Incident reporting represents a key tool in safety improvement. Electronic voluntary reporting systems have been perceived as advantageous compared to paper approaches and are increasingly being implemented. To evaluate the rate, content, ease of use, reporters' profile, and the follow-up and actions resulting from reports submitted to a Web-based electronic reporting system.
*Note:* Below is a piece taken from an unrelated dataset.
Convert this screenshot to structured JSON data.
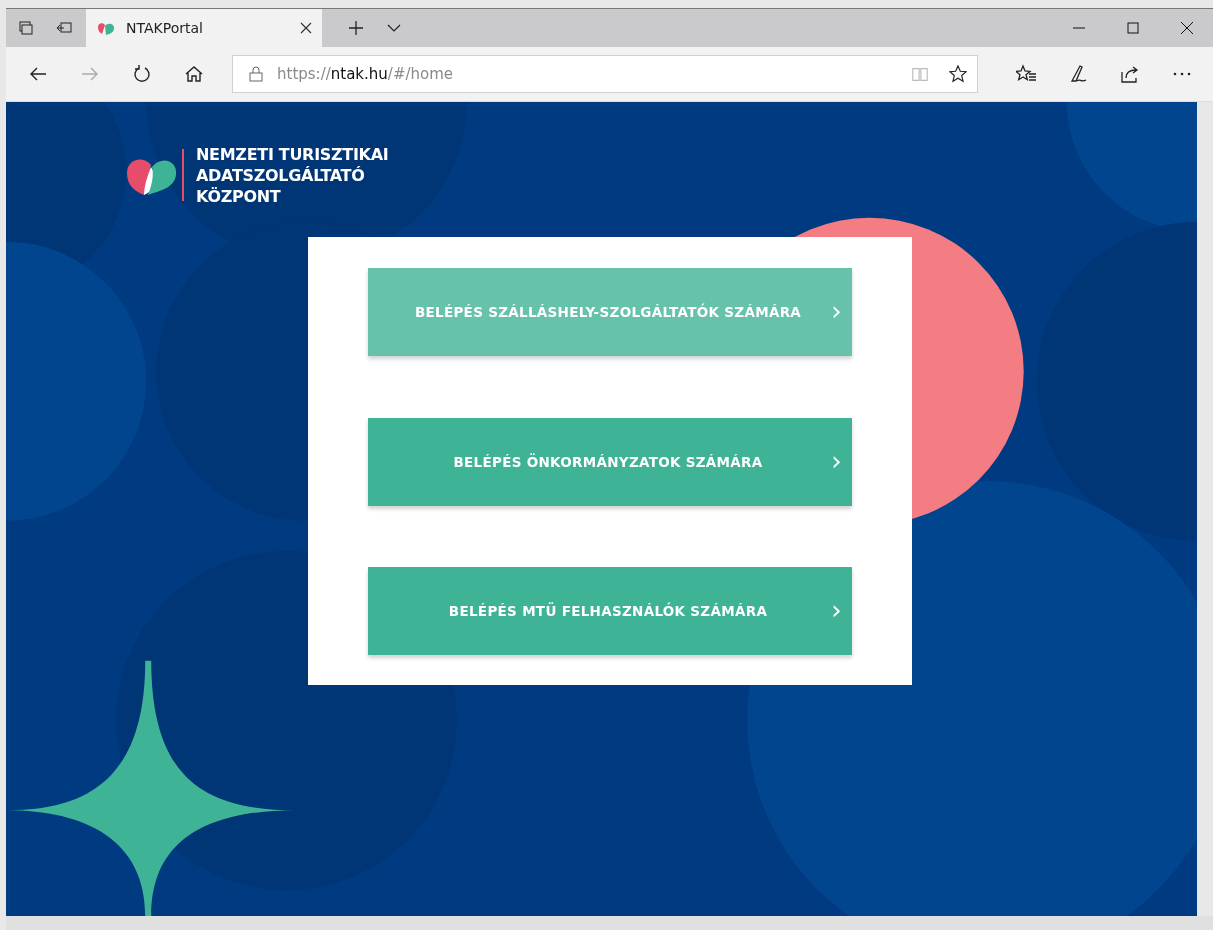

Analysis of the submitted reports to a commercial Web-based reporting system at a tertiary care academic hospital for 31 months between May 2004 and November 2006. During the study period, 14,179 reports were submitted. The leading incident categories were labs (30%), followed by medication issues (17%), falls (11%), and blood bank (10%). Of the reported incidents, 24% were near misses, 61% were adverse events that caused no harm, 14% caused temporary harm, 0.4% caused permanent harm, and 0.1% caused death. Of the eligible staff, 29% submitted a report during the study period. Physicians submitted only 2.9% of the reports; most reports were submitted by nurses, pharmacists, and technicians. Physicians tended to report on more severe cases and focused on different topics than other professionals. Overall, 84% of the reports came from the inpatient setting. On average, it took 14 minutes to submit a report. In following up on reports, first manager review was completed within a median of 22 hours, and a mean of 4 people reviewed each report. A large array of actions followed the reports. This application effectively captured incidents, actions, and follow-up. Ease of data manipulation facilitated descriptive statistical analysis, and the ability to use branching algorithms may have helped in decision making about actions and follow-up.